Analysts capped the net income forecast to $2 billion, but the investment bank moved past the prediction after announcing a $2.7 billion earnings.
If this is not impressive enough, it went past the predicted $10.6 billion revenue on a one billion difference after posting an $11.66 billion income for the quarter. This is a 16% surge from the figures recorded a year prior.
The company’s investors will each receive a piece of the pie with the earnings per share of $1.66, up from market expectation of $1.28 per diluted share.
In total, the New York-based entity’s yields jumped 25% from the same period last year.
So far in the year, Morgan Stanley is considered one of Wall Street’s most aggressive investors, sealing over $20 billion acquisitions for 2020.
This happened despite the health crisis, which severely hindered the global stock market.
Despite the quarter’s impressive performance, stocks are still down by 12% from its 52-week high recorded in mid-January, which stood at $57.57 per share.
The biggest income generator is the firm’s bond trading desks, generating $400 million so far in 2020.
Similarly, wealth management service and investment management division are also significant contributors to the gain.
Analysts had high expectations from the banking juggernaut after its counterparts beat forecasts anew for their quarterly earnings.
Due to the upbeat mood, the firm’s shares hiked by 0.3% in the early morning stock trading session.
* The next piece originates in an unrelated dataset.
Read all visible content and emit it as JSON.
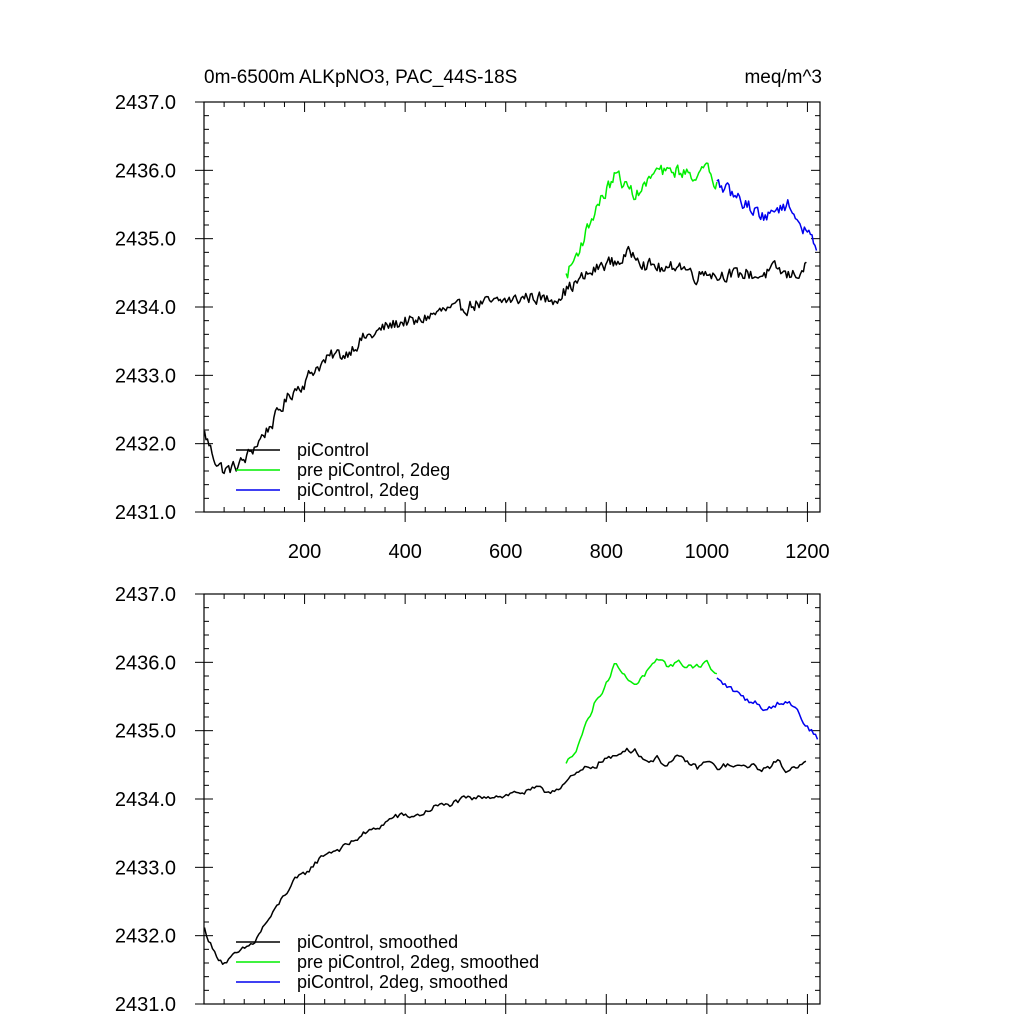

Stocks hit another 0.6% increase at one point.
Buying Purge Sends Stocks to High
Last week, the company’s chief executive announced that his company would acquire an investment management company, Eaton Vance, in a cash-and-stock deal worth $7 billion.
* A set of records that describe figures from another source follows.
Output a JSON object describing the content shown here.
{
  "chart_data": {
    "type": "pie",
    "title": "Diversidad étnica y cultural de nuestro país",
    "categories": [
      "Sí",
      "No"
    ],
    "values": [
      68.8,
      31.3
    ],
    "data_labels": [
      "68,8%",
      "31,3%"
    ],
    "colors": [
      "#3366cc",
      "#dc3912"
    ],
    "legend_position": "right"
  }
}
Market enthusiasts believe that this will bolster the firm’s wealth and investment management business.
Before the deal, the division is one of the lowest-yielding units of the overall business. Consequently, this will also grow the bank’s investment management services.
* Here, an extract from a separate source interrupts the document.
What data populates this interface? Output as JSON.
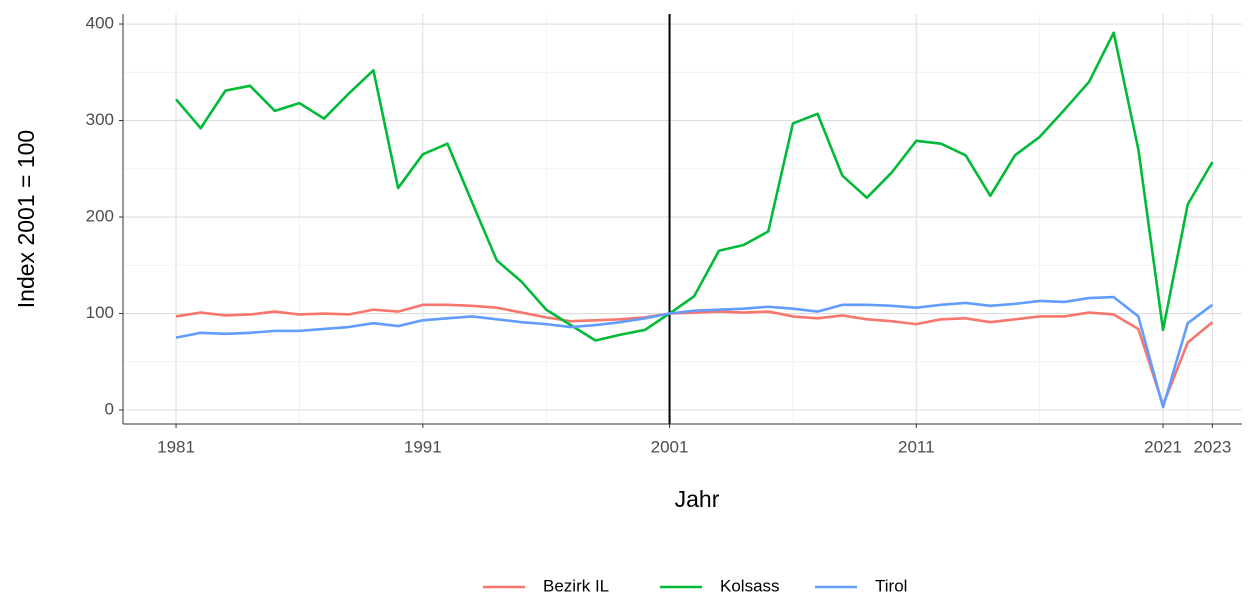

After the news, Morgan Staley’s stocks edged lower at a 2.6% decrease, but Eaton’s shares received good feedback from investors after an unprecedented 36.3% surge.
Earlier in the year, the financial industry giant also acquired the $13 billion takeovers of discount brokerage E-Trade.
For the record, Morgan Staley’s shares are still trading flat and steady, remaining almost unchanged for the year.